The U.S. Department of Justice has dismantled the server infrastructure of the "crypto laundering" Huione Group.

The U.S. Department of Justice conducted an operation to seize a cloud account used by Huione Group entities to host services related to the conversion and laundering of funds obtained from crypto scams and other criminal activities. The confiscated account supported the server infrastructure through which platforms and channels for illegal financial transactions operated.
The investigation established that the Huione Group ecosystem provided services to organizers of investment frauds, cryptocurrency thieves, traders of personal data, and other cybercriminals. In particular, related Telegram channels advertised services for money laundering, selling stolen data, and supporting the operations of fraudulent call centers.
One of the Largest Centers of Crypto Crime
Huione Group has long been in the focus of U.S. regulators. In 2025, the U.S. Treasury Department's FinCEN designated the company as a "primary money laundering concern," effectively cutting it off from the U.S. financial system. According to the agency's assessment, from August 2021 to January 2025, at least $4 billion in illegal funds passed through the group's structures, including money from cryptocurrency frauds, cyberattacks by North Korean hackers, and other criminal schemes.
The ecosystem included the payment service Huione Pay, the cryptocurrency platform Huione Crypto, and the marketplace Haowang Guarantee (formerly Huione Guarantee), which analysts called the largest illegal online platform for servicing crypto scammers.
Pressure on Fraudsters' Infrastructure Intensifies
The seizure of the server infrastructure is the latest stage in the U.S. campaign against financial services that support transnational fraud networks in Southeast Asia. The Department of Justice emphasized that the operation's goal is not only to prosecute individual criminals but also to dismantle the infrastructure that sustains the entire crypto scam ecosystem.
Recall that in 2025, over $154 billion was sent to illegal crypto wallets—a 162% increase compared to 2024, according to Chainalysis data.

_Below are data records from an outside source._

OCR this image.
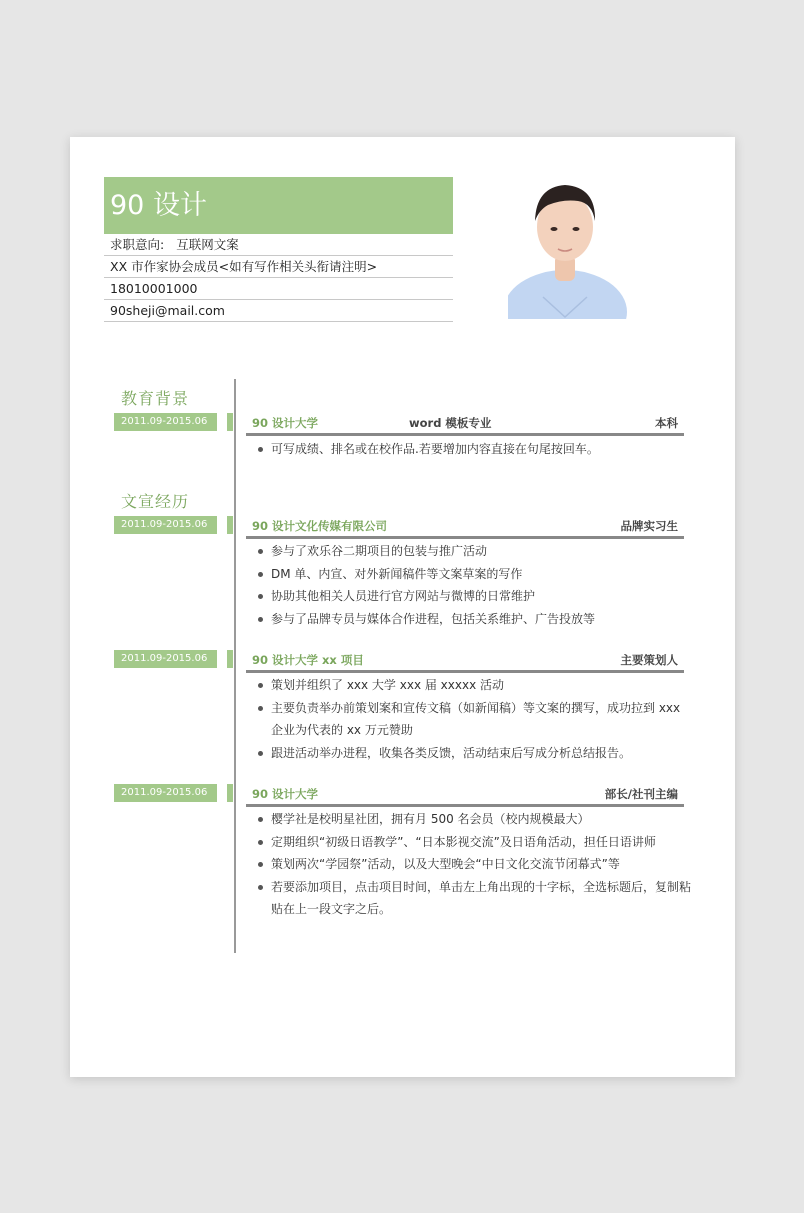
90 设计
求职意向: 互联网文案
XX 市作家协会成员<如有写作相关头衔请注明>
18010001000
90sheji@mail.com
教育背景
2011.09-2015.06	90 设计大学	word 模板专业	本科
可写成绩、排名或在校作品.若要增加内容直接在句尾按回车。
文宣经历
2011.09-2015.06	90 设计文化传媒有限公司	品牌实习生
参与了欢乐谷二期项目的包装与推广活动
DM 单、内宣、对外新闻稿件等文案草案的写作
协助其他相关人员进行官方网站与微博的日常维护
参与了品牌专员与媒体合作进程，包括关系维护、广告投放等
2011.09-2015.06	90 设计大学 xx 项目	主要策划人
策划并组织了 xxx 大学 xxx 届 xxxxx 活动
主要负责举办前策划案和宣传文稿（如新闻稿）等文案的撰写，成功拉到 xxx 企业为代表的 xx 万元赞助
跟进活动举办进程，收集各类反馈，活动结束后写成分析总结报告。
2011.09-2015.06	90 设计大学	部长/社刊主编
樱学社是校明星社团，拥有月 500 名会员（校内规模最大）
定期组织“初级日语教学”、“日本影视交流”及日语角活动，担任日语讲师
策划两次“学园祭”活动，以及大型晚会“中日文化交流节闭幕式”等
若要添加项目，点击项目时间，单击左上角出现的十字标，全选标题后，复制粘贴在上一段文字之后。
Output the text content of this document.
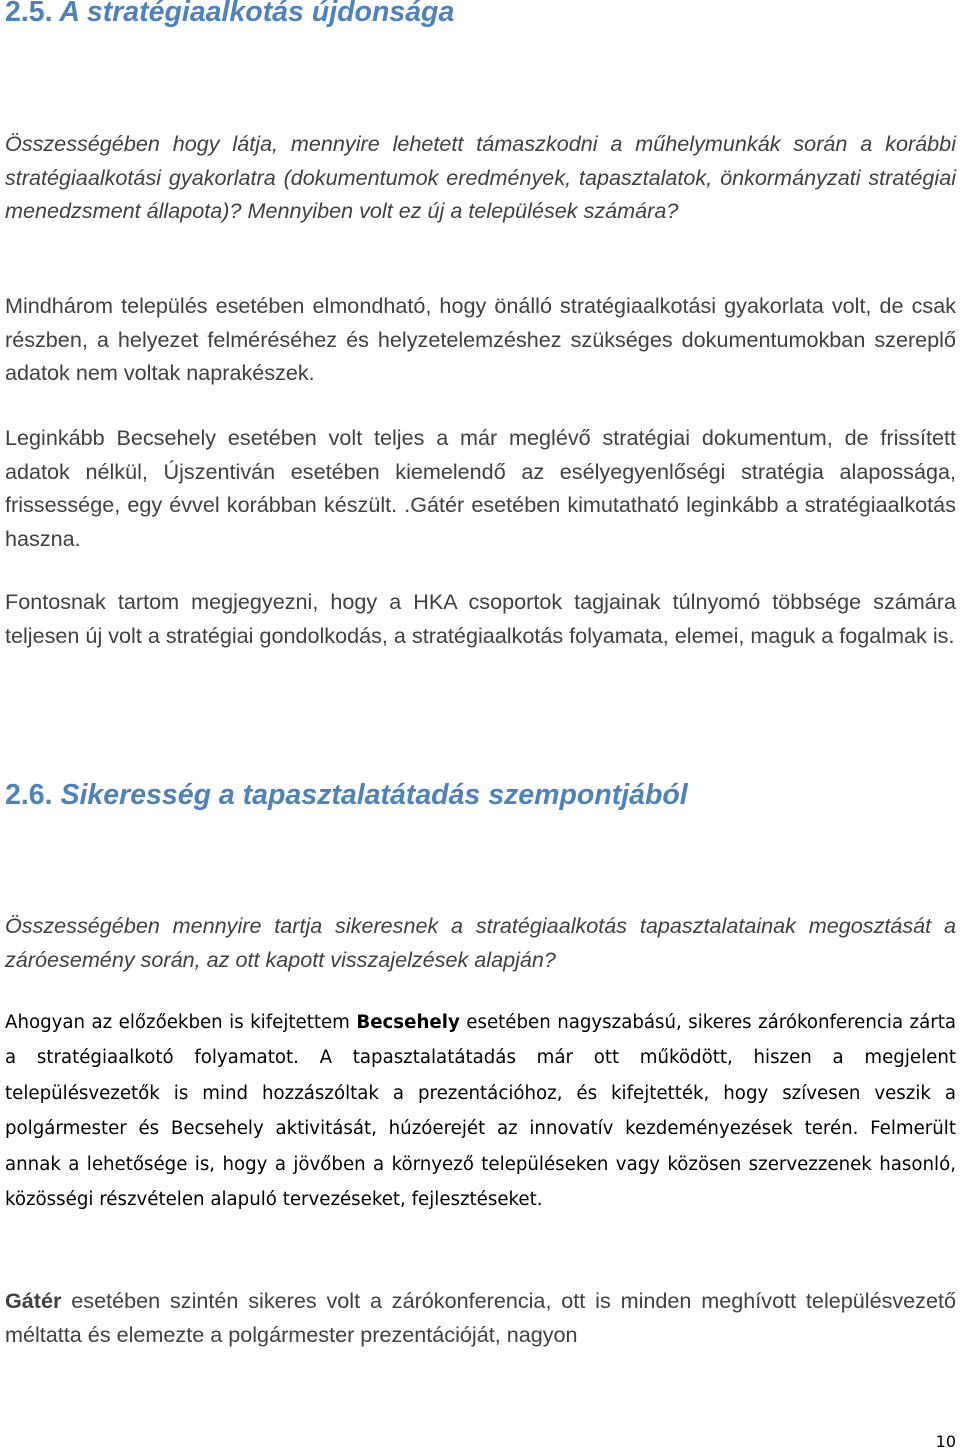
2.5. A stratégiaalkotás újdonsága

Összességében hogy látja, mennyire lehetett támaszkodni a műhelymunkák során a korábbi stratégiaalkotási gyakorlatra (dokumentumok eredmények, tapasztalatok, önkormányzati stratégiai menedzsment állapota)? Mennyiben volt ez új a települések számára?

Mindhárom település esetében elmondható, hogy önálló stratégiaalkotási gyakorlata volt, de csak részben, a helyezet felméréséhez és helyzetelemzéshez szükséges dokumentumokban szereplő adatok nem voltak naprakészek.

Leginkább Becsehely esetében volt teljes a már meglévő stratégiai dokumentum, de frissített adatok nélkül, Újszentiván esetében kiemelendő az esélyegyenlőségi stratégia alapossága, frissessége, egy évvel korábban készült. .Gátér esetében kimutatható leginkább a stratégiaalkotás haszna.

Fontosnak tartom megjegyezni, hogy a HKA csoportok tagjainak túlnyomó többsége számára teljesen új volt a stratégiai gondolkodás, a stratégiaalkotás folyamata, elemei, maguk a fogalmak is.

2.6. Sikeresség a tapasztalatátadás szempontjából

Összességében mennyire tartja sikeresnek a stratégiaalkotás tapasztalatainak megosztását a záróesemény során, az ott kapott visszajelzések alapján?

Ahogyan az előzőekben is kifejtettem Becsehely esetében nagyszabású, sikeres zárókonferencia zárta a stratégiaalkotó folyamatot. A tapasztalatátadás már ott működött, hiszen a megjelent településvezetők is mind hozzászóltak a prezentációhoz, és kifejtették, hogy szívesen veszik a polgármester és Becsehely aktivitását, húzóerejét az innovatív kezdeményezések terén. Felmerült annak a lehetősége is, hogy a jövőben a környező településeken vagy közösen szervezzenek hasonló, közösségi részvételen alapuló tervezéseket, fejlesztéseket.

Gátér esetében szintén sikeres volt a zárókonferencia, ott is minden meghívott településvezető méltatta és elemezte a polgármester prezentációját, nagyon

10
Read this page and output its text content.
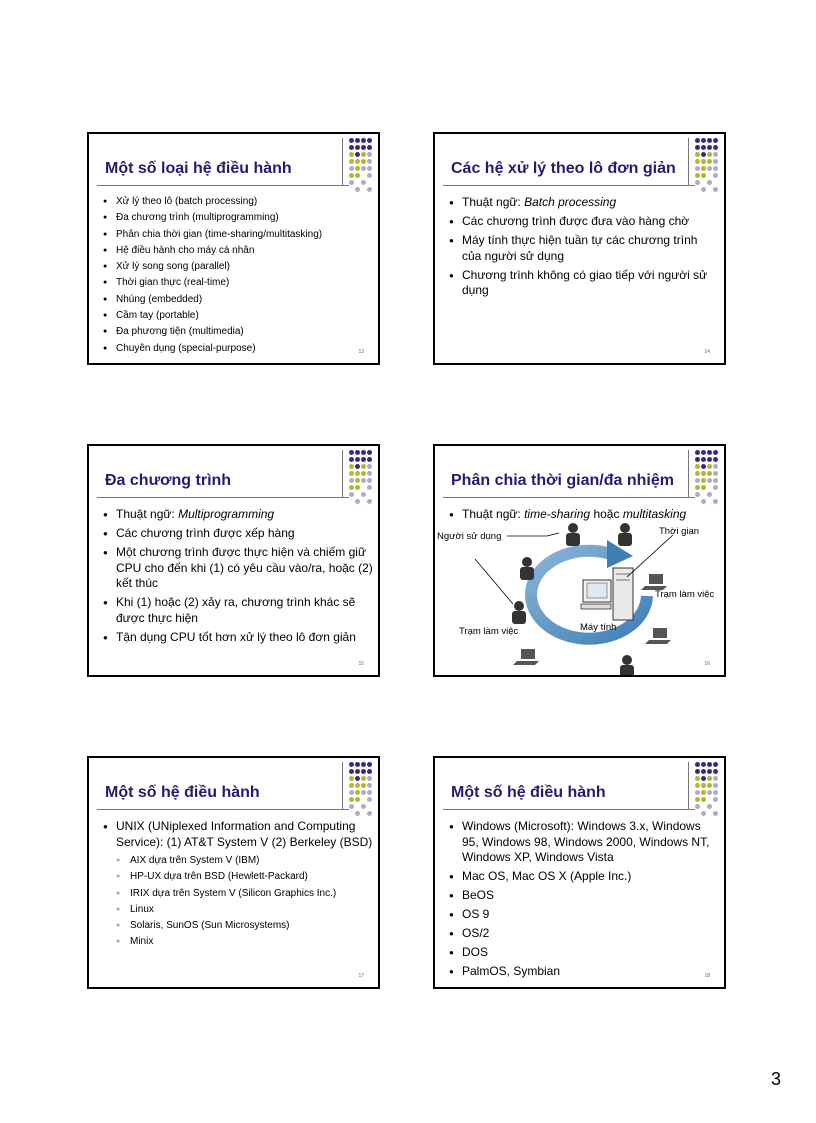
Một số loại hệ điều hành
● Xử lý theo lô (batch processing)
● Đa chương trình (multiprogramming)
● Phân chia thời gian (time-sharing/multitasking)
● Hệ điều hành cho máy cá nhân
● Xử lý song song (parallel)
● Thời gian thực (real-time)
● Nhúng (embedded)
● Cầm tay (portable)
● Đa phương tiện (multimedia)
● Chuyên dụng (special-purpose)	13
Các hệ xử lý theo lô đơn giản
● Thuật ngữ: Batch processing
● Các chương trình được đưa vào hàng chờ
● Máy tính thực hiện tuần tự các chương trình của người sử dụng
● Chương trình không có giao tiếp với người sử dụng
14
Đa chương trình
● Thuật ngữ: Multiprogramming
● Các chương trình được xếp hàng
● Một chương trình được thực hiện và chiếm giữ CPU cho đến khi (1) có yêu cầu vào/ra, hoặc (2) kết thúc
● Khi (1) hoặc (2) xảy ra, chương trình khác sẽ được thực hiện
● Tận dụng CPU tốt hơn xử lý theo lô đơn giản
15
Phân chia thời gian/đa nhiệm
● Thuật ngữ: time-sharing hoặc multitasking
Người sử dụng	Thời gian
Trạm làm việc
Trạm làm việc	Máy tính
16
Một số hệ điều hành
● UNIX (UNiplexed Information and Computing Service): (1) AT&T System V (2) Berkeley (BSD)
● AIX dựa trên System V (IBM)
● HP-UX dựa trên BSD (Hewlett-Packard)
● IRIX dựa trên System V (Silicon Graphics Inc.)
● Linux
● Solaris, SunOS (Sun Microsystems)
● Minix
17
Một số hệ điều hành
● Windows (Microsoft): Windows 3.x, Windows 95, Windows 98, Windows 2000, Windows NT, Windows XP, Windows Vista
● Mac OS, Mac OS X (Apple Inc.)
● BeOS
● OS 9
● OS/2
● DOS
● PalmOS, Symbian	18
3
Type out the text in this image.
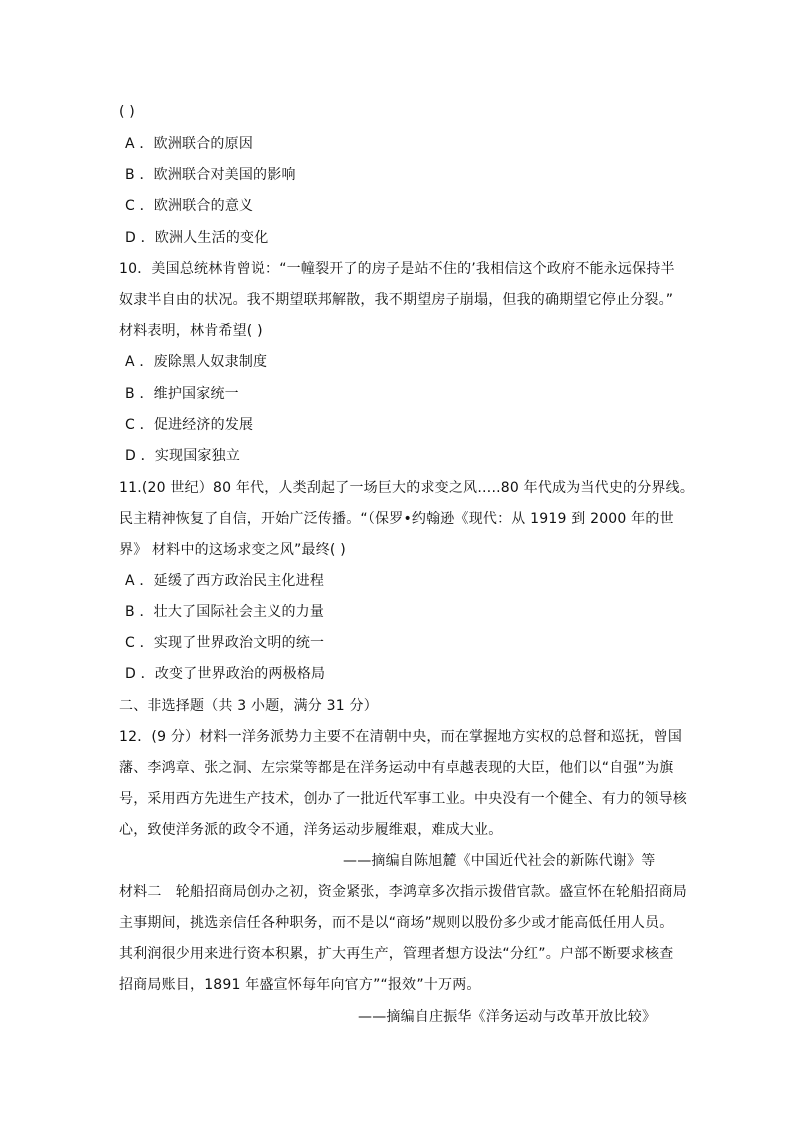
( )
A ．欧洲联合的原因
B ．欧洲联合对美国的影响
C ．欧洲联合的意义
D ．欧洲人生活的变化
10．美国总统林肯曾说：“一幢裂开了的房子是站不住的’我相信这个政府不能永远保持半
奴隶半自由的状况。我不期望联邦解散，我不期望房子崩塌，但我的确期望它停止分裂。”
材料表明，林肯希望( )
A ．废除黑人奴隶制度
B ．维护国家统一
C ．促进经济的发展
D ．实现国家独立
11.(20 世纪）80 年代，人类刮起了一场巨大的求变之风…..80 年代成为当代史的分界线。
民主精神恢复了自信，开始广泛传播。“（保罗•约翰逊《现代：从 1919 到 2000 年的世
界》 材料中的这场求变之风”最终( )
A ．延缓了西方政治民主化进程
B ．壮大了国际社会主义的力量
C ．实现了世界政治文明的统一
D ．改变了世界政治的两极格局
二、非选择题（共 3 小题，满分 31 分）
12．(9 分）材料一洋务派势力主要不在清朝中央，而在掌握地方实权的总督和巡抚，曾国
藩、李鸿章、张之洞、左宗棠等都是在洋务运动中有卓越表现的大臣，他们以“自强”为旗
号，采用西方先进生产技术，创办了一批近代军事工业。中央没有一个健全、有力的领导核
心，致使洋务派的政令不通，洋务运动步履维艰，难成大业。
——摘编自陈旭麓《中国近代社会的新陈代谢》等
材料二　轮船招商局创办之初，资金紧张，李鸿章多次指示拨借官款。盛宣怀在轮船招商局
主事期间，挑选亲信任各种职务，而不是以“商场”规则以股份多少或才能高低任用人员。
其利润很少用来进行资本积累，扩大再生产，管理者想方设法“分红”。户部不断要求核查
招商局账目，1891 年盛宣怀每年向官方”“报效”十万两。
——摘编自庄振华《洋务运动与改革开放比较》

My analysis: The liquidation of Huione Group's server infrastructure sends a powerful signal to the market: regulators are moving from targeted strikes on individual wallets to the complete dismantling of the technological platforms that underpin the entire fraud ecosystem. The growth of illegal crypto assets to $154 billion shows that combating the shadow economy is becoming a priority, and the seizure of cloud resources is just the first step in this new phase of confrontation.